Review Roundup: BEYONCE's Surprise Self-Titled Visual Album
The fifth solo studio album from Beyoncé is now available worldwide, exclusively on the iTunes Store (www.iTunes.com/beyonce). The self-titled set is the artist's first visual album. BEYONCÉ is infused with 14 new songs and 17 visually provocative videos shot around the world from Houston to New York City to Paris, and Sydney to Rio de Janeiro, all before the album's release.
That the album is available on the day the world is learning about its release is an unprecedented strategic move by the artist to deliver music and visual content directly to her fans when she wants to and how she wants to, with no filter. This unique approach allows music fans to be the first to listen, view, engage and form their own opinions void of any middleman.
Beyoncé, wearing multiple hats as writer, producer and director, put together a genius team of artists, songwriters, producers and video directors for her visual album that include Jay Z, Timbaland, Justin Timberlake, Pharrell Williams, Drake, The Dream, Sia, Ryan Tedder, Miguel, Frank Ocean, Hit Boy, Ammo, Boots, Detail, Jake Nava, Hype Williams, Terry Richardson, Melina Matsoukas, Jonas Akerlund, Ricky Saiz, Pierre Debusschere, @lilinternet, Noah "40" Shebib, Francesco Carrozzini, Caroline Polachek, Ed Burke, Bill Kirstein and Todd Tourso.
Let's see what the critics had to say...
Jon Pareles, The New York Times: Beyoncé is flawless so no one else has to be. That's the theme of her superb fifth studio album, "Beyoncé" (Parkwood Entertainment/Columbia), which arrives as a feat of both music and promotion. Its songs are steamy and sleek, full of erotic exploits and sultry vocals; every so often, for variety, they turn vulnerable, compassionate or pro-feminist. And with both the songs and the videos, Beyoncé consolidates one of pop's most finely balanced personas; she is, at once, glamorous and down-home, carnal and sweet, "Queen Bey" and a diligent trouper, polished and human.

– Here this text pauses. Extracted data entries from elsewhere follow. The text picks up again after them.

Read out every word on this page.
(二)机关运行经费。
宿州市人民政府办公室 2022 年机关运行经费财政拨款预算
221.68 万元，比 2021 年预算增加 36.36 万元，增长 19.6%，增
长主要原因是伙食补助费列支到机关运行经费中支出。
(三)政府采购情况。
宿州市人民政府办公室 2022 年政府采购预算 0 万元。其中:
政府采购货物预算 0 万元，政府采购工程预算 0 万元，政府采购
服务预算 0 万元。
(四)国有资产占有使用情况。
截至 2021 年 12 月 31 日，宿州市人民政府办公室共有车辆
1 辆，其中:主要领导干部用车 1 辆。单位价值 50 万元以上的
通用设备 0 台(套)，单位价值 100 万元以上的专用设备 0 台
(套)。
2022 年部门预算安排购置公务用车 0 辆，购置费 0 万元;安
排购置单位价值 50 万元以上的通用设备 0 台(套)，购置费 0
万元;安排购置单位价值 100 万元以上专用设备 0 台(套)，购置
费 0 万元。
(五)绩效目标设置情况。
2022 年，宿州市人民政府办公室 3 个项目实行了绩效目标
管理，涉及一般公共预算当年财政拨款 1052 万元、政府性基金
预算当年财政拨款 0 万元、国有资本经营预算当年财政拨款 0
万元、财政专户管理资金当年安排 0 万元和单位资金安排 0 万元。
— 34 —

Nick Catucci, Entertainment Weekly: Some fans will no doubt feel lost in this murky, intermittently thrilling new territory. For them - and everyone else with a heart - there's "Blue," which features her baby-talking toddler Blue Ivy reverbed into infinity at the end, but more importantly, proves that not every piano-laden pop ballad need bring the doldrums on. Like much of Beyoncé, it balances formal inventiveness with emotional directness. Share it with your little niece, or someone else you love. A-
Rob Sheffield, Rolling Stone: The vibe on Beyoncé is moodily futuristic R&B, strongest when it goes for full-grown electro soul with an artsy boho edge. "Blow," the best track here, evokes Janet Jackson circa The Velvet Rope, a song about oral sex that has an air of melancholy in the chilly neo-disco groove...Beyoncé may have gotten "bored" with the popstar routine, as she confesses in "Ghost." But only massive hubris could have made a feat like this album possible. And Beyoncé's hubris makes the world a better, more Beyoncé-like place.